Q: You mentioned your friend Oliver, who’s African American, and with whom you journeyed across America and in Wyoming in 1961, spending a night together in jail on purpose because no hotels or motels would allow him to stay with you. How’s he doing now, and do you ever talk about the continuing shooting of unarmed black men?

A: I see Oliver every few years. He’s the American dream: a professor of Intellectual European History at Wesleyen. He has three kids, two girls (twins), one’s a lawyer. His son is in school. He went to Choate. I sent him an article, and … he got into how it was still happening, to his kids, so we did talk about that. It’s changed and it hasn’t; that’s the reality. The world’s not fair.

Q: You went under cover to work on discrimination cases for short haul drivers. What was your experience?

A: I didn’t feel in danger, unlike in the south, where they wanted to kill you at that time. My mother just had this whole thing, “get on with it.” That’s who I am. I got that from her.

Q: You found the people willing to talk to you to be quite brave?

A: Yes, there was a risk. The place I saw real bravery over and over again was in the south. One guy I went and visited, it was his fourth dynamiting. He was 60-something. Brave as could be. …. (But you also) can become the discriminator. The (white) sheriff who came up to me, I was a smart ass, thought he was racist, and he was just making sure I didn’t get hurt. All of it is in all of us. And then there’s what you do with it. And you see that as I wrote about in Indonesia. It’s so fragile. So you have things going on now that in just a second could be ignited. Whether Indonesia or Bosnia.

Q: What do you have to say about public education, then and now?

A: For people that don’t have money, the equalizer is education. The example I give is my driver in Indonesia. This kid was as smart as could be; he was a whiz. But he grew up in a village, in a rural area, and his parents had no money. So he went through grammar school, that was it. Now if they had a public system, with high school and college, he would’ve been a doctor or lawyer. Education is the ticket out of poverty or menial jobs. The whole deal if you look at everybody from my block, that whole generation, mine and my brother’s, that’s what changed America. All those people could get an education.

Q: So does it prove that if you give people a good grounding and education, they can move up?

A: We know it’s stupid to say all the poor are stupid. Humanity exists among the rich, the middle class, and the poor. There’s a range. If you give people an opportunity and have not marginalized them so much that you kill their ambition, they’ll take advantage of it, so yeah, you can see that everywhere.

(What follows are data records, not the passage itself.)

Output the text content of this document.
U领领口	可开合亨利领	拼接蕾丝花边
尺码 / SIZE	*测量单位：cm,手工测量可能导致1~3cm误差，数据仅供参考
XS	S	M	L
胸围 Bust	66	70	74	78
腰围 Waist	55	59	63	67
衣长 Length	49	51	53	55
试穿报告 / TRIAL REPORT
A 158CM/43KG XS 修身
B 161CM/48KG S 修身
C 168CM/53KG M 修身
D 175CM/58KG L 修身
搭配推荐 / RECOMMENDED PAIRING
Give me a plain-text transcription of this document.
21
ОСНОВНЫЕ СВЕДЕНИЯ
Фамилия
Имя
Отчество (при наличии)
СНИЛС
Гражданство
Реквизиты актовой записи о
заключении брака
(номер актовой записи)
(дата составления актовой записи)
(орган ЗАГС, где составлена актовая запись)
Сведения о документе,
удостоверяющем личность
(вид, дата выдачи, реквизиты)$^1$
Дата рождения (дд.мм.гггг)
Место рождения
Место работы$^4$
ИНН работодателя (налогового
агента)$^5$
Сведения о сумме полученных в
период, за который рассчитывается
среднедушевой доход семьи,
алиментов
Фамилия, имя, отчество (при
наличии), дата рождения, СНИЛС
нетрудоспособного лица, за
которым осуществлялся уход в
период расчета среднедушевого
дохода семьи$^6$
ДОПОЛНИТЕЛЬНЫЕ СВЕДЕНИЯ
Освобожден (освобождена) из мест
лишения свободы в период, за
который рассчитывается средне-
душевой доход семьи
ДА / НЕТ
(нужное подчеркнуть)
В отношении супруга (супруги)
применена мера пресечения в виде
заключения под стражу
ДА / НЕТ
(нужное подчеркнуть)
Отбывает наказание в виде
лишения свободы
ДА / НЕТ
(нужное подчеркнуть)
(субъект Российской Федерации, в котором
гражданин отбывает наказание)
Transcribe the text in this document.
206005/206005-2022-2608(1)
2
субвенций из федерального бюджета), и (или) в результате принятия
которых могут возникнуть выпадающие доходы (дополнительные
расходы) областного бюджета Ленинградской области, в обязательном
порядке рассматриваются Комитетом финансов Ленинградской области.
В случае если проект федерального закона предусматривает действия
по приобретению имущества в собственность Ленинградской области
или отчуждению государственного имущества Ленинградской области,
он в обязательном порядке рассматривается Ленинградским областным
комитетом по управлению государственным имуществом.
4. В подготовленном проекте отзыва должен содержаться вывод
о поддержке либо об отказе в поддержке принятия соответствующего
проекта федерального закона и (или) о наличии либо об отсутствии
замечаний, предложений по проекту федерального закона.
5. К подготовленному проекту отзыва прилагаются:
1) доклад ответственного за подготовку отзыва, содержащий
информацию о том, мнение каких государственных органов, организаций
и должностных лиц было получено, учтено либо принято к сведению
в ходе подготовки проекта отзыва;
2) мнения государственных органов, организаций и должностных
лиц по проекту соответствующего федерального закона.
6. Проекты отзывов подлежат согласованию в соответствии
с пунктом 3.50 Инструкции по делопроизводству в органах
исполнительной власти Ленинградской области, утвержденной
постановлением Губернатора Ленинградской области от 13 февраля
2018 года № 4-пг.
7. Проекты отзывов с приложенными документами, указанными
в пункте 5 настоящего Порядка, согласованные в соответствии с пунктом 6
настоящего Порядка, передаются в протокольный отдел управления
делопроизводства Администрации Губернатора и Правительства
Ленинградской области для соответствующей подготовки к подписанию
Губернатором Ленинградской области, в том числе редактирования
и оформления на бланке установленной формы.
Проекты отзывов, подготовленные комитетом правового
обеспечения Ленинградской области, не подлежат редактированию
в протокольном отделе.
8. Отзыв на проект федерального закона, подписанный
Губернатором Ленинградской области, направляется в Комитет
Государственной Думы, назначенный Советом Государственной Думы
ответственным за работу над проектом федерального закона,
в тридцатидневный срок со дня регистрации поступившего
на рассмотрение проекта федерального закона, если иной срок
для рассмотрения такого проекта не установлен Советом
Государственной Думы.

Q: Please talk more about how to have realistic goals, and optimism, and pessimism. How do you keep your eye on the prize, day to day?

A: It’s hard to stay positive. I wrote about when I was in the Carter administration and I called up my friend in the White House and said, “this one we can do something about.” It was about this presidential scholarship to medical school if the recipients worked on a reservation and did other things. That one you know you did good.